MANUEL – I think we started touring at the beginning of that element of open-mindedness. I’ve really noticed a huge shift in experimental music becoming acceptable amongst the heavy music community. It’s taken a long time for some ideas to become a reality for the masses, but with so many bands taking chances and pushing their creative boundaries outside normal blueprints.

Bands like Primus did so much for experimental music and they were so far ahead of their time with everything they did.

OD – If you could change anything about what you’ve experienced in this business to date, what would it be and why?

MANUEL – I think the music industry is very male dominated. It’s like a boys club of sorts. We really want to make sure that we make an effort to have women tour with us because there’s this exclusionary aspect to women’s roles, not only in heavy music, but in the entire music industry, and we’d like to change that.

It’s such a shitty, weird hill to die on. I don’t get the gatekeeping aspect that keeps this industry very much as a “boys club“. There’s not a lot of people interested in opening these gates and offering more roles to very competent, educated and talented women. It’s very interesting to see the slow shift in things these days with so many fantastic talented female musicians getting noticed within heavy music genres, and also seeing so many people shitting their pants because they know how good they are.

OD – Have you ever considered collaborating with any other artists, or working on anything, such as a graphic novel like many bands’ seem to be doing these days?

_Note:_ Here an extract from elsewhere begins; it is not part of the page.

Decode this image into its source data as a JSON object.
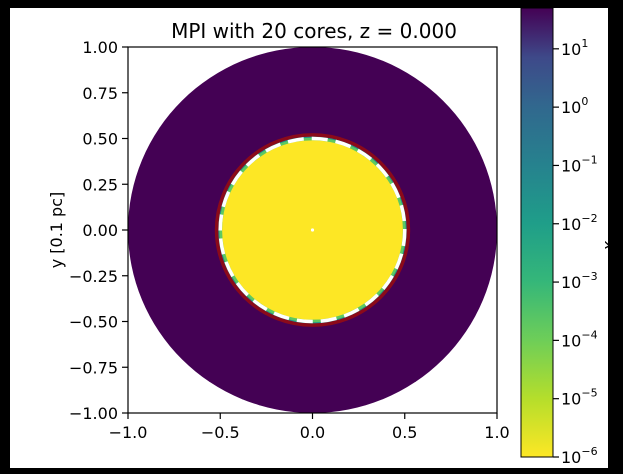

MANUEL – I would love to work with Mike Patton, Bjork, Tom Waits… I just love the people that do things out side of the box. With regards to a graphic novel, it’s funny that you should ask that question because I’m actually working on an idea right now. It’s in the very early stages but yeah, I’m a huge fan of graphic novels and fables, etc, and I’ve been wanting to do this for the longest time. I’m working on a few script ideas right now, so hopefully the next time we speak, I’ll have more information to divulge.

OD – Speaking of other projects, you released ‘Set Me on Fire’ via your Birdmask project. Can we expect more music in the near future and a possible vinyl release of some of the older material?

MANUEL – I was thinking about putting some Birdmask stuff out on vinyl, but the delays that are happening world wide with vinyl production is just putting me off. However, this is definitely something that I want to do, for sure, when the time is right. With regards to releasing something for Birdmask this year, I’m not allowed to talk about it right now, but you can understand what that means.